Gerald Hugh Tyrwhitt-Wilson, the fourteenth Baron Berners, was one of the twentieth century's great eccentrics. He was also, as his gravestone truthfully reported, "never bored." Highly creative but also very frivolous, Lord Berner was famed for such stunts as dyeing the pigeons at his estate in rainbow hues and playing a clavichord placed in the back of his Rolls Royce. His social circle included members of the litterati such as Evelyn Waugh, Siegfried Sassoon, and Getrude Stein, as well as Igor Stravinsky, Cecil Beaton, and Salvador Dali. It's said that Nancy Mitford modeled her character Lord Merlin in The Pursuit of Love on him.

Lord Berners himself was a composer, novelist, playwright, and painter, with his work showing a strong surrealist and whimsical bent, never taking itself too seriously. He lived openly in a homosexual relationship on a vast estate that was something of a menagerie both socially and literally, with its numerous hangers-on and a pet giraffe roaming the grounds. Intent on a life of hedonism, he nevertheless produced some notable musical compositions and two memoirs. His various short stories and novellas were posthumously published as Collected Tales and Fantasies, and it was this book that initially led to my interest in this notable eccentric and aesthete.

Armory's biography does a good job of detailing the swirl of people and events in Lord Berners' life, but it seems curiously inert, somehow, in comparison to its subject. I'd hoped for a little more insight into the person and less for the external facts of his life. Still, it's the one of the few accounts we have of a complex and talented man, and it does capture the sense of the time and social milieu. Among the book's illustrations and photographs is a marvelous picture of a group having tea in Lord Berners' drawing room -- all very proper and English, with the lace tableloth and nick-knacks on the bireplace mantle.
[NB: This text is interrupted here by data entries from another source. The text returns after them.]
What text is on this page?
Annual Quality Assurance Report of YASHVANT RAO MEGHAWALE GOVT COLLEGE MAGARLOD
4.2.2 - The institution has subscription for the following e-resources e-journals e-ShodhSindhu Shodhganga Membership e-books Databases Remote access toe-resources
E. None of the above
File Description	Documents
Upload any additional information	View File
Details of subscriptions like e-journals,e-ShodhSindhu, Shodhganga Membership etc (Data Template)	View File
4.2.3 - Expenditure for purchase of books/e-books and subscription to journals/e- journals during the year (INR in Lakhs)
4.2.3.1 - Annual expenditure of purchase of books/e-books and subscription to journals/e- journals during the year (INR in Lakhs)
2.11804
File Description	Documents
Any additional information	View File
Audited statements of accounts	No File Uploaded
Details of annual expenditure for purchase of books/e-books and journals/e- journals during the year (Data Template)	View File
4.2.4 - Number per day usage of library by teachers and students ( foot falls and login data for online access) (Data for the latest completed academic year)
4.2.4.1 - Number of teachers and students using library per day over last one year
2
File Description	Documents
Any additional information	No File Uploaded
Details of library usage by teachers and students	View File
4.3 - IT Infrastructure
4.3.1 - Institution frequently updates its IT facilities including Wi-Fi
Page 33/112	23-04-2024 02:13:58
But then there's the large white horse standing placidly between two of the ladies, looking for all the world as if he were about to contribute to the table conversation -- this unusual animal apparently had free range of the house.

Full of snippets of correspondence and thousands of references to titled personages, literary luminaries, avant-garde artists of the day, this makes for bustling biography, one that serves as a portrait of a time. My one complaint is that it renders the age better than its ostensible subject.